Il est réjouissant qu’environ la moitié des personnes arrivées en fin de droit retrouvent un travail durant l’année qui suit. Il est en principe plus facile pour les jeunes d’entrer à nouveau dans la vie active. Plus la période après la fin de droit de chômage se prolonge, plus la réinsertion professionnelle devient difficile. En outre, un retour au marché du travail ne met souvent pas fin à la précarité. Les statistiques montrent que les personnes qui entrent à nouveau dans la vie active après être arrivées en fin de droit ont souvent des rapports de travail peu sûrs. Plus souvent que la moyenne, elles travaillent sur appel ou occupent des emplois temporaires, sous contrats de travail à durée déterminée, prennent une retraite anticipée alors qu’elles ne le souhaitent pas ou exercent une activité à temps partiel. Environ la moitié des personnes qui étaient en fin de droit et qui travaillent à temps partiel souhaiteraient augmenter leur taux d’activité. Cette proportion est 2,5 fois plus élevée que pour l’ensemble des actifs travaillant à temps partiel. Le nombre de personnes en sous-emploi parmi les anciens chômeurs en fin de droit est donc relativement élevé et leur revenu est sensiblement plus faible. Seul un tiers de ceux qui ont retrouvé un travail cotisent régulièrement au deuxième pilier (contre 61% pour l’ensemble de la population active).

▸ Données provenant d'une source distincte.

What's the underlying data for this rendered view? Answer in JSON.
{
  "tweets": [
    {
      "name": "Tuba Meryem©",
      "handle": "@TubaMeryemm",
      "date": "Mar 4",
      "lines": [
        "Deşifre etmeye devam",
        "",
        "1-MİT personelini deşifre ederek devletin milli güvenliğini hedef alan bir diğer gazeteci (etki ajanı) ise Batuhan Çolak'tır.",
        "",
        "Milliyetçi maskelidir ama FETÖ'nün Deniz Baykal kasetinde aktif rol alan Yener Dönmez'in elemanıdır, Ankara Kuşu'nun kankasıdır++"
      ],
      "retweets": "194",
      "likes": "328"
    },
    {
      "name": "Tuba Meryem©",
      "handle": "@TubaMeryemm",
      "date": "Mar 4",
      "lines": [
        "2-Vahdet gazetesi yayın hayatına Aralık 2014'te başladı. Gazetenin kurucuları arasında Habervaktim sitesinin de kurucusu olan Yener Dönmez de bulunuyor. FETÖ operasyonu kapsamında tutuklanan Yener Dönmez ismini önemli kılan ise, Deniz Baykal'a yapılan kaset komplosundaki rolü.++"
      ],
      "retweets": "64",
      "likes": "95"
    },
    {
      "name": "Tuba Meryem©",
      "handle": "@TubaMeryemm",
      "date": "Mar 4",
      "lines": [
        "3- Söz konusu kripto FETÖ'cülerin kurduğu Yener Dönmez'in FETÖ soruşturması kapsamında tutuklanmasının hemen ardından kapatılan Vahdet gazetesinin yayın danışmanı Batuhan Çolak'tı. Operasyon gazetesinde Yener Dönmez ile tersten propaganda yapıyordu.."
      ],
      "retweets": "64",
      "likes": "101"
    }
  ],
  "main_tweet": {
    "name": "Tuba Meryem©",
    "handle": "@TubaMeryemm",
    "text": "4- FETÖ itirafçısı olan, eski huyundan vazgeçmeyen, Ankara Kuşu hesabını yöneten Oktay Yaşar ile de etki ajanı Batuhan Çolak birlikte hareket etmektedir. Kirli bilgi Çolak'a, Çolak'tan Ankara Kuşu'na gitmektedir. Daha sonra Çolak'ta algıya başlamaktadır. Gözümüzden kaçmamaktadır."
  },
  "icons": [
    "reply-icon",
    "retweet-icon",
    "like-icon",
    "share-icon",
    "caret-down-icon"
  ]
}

Il est fréquent que le chômage en fin de droit débouche sur la précarité et même, dans quelques cas, sur la pauvreté. Ainsi, les chômeurs-ses en fin de droit ont besoin plus que la moyenne de prestations d’assistance: 45% bénéficient d’une réduction des primes de caisse-maladie (contre 24% pour l’ensemble de la population), 14% touchent l’aide sociale ou des aides individuelles au logement (contre 2%). La précarité n’a cependant pas qu’un impact sur la vie actuelle des personnes concernées. Les chômeurs-ses en fin de droit qui ont besoin de prestations d’assistance devront très vraisemblablement toucher plus tard des prestations complémentaires à l’AVS. Une intégration durable sur le marché du travail, avec un salaire qui permet de vivre, des conditions de travail correctes et un perfectionnement continu, n’est donc pas seulement une stratégie de lutte contre la pauvreté actuelle mais aussi un moyen de prévenir la pauvreté lors de la retraite.

Les professionnels des ORP et les assistants sociaux qui, aujourd’hui déjà, suivent intensément les chômeurs-ses, notamment ceux qui sont âgés, en vue de bien les réintégrer, ne sont pas les seuls à être sollicités. On demande également aux employeurs de ne pas tirer profit de la précarité des personnes en fin de droit mais de leur offrir la chance de voler de leurs propres ailes, en leur versant des salaires qui permettent de vivre et en proposant des conditions de travail correctes, aujourd’hui et à l’avenir. Il faut également que le Secrétariat d’Etat à l’économie (SECO) et l’Office fédéral de la statistique (OFS) apportent leur contribution à une évaluation réaliste du marché du travail. Ils doivent non seulement publier régulièrement les chiffres du chômage mais aussi diffuser de manière active et large des chiffres sur les sans-emploi et les statistiques sur les arrivées en fin de droit. Ce n’est qu’ainsi que le public aura une image réaliste de l’état de l’économie suisse. Une analyse systématique du nombre de chômeurs en fin de droit permet la détection précoce de problèmes structurels et la mise en place de mesures ciblées de lutte contre la pauvreté à long terme.
 

* Responsable du secteur politique sociale de Caritas Suisse.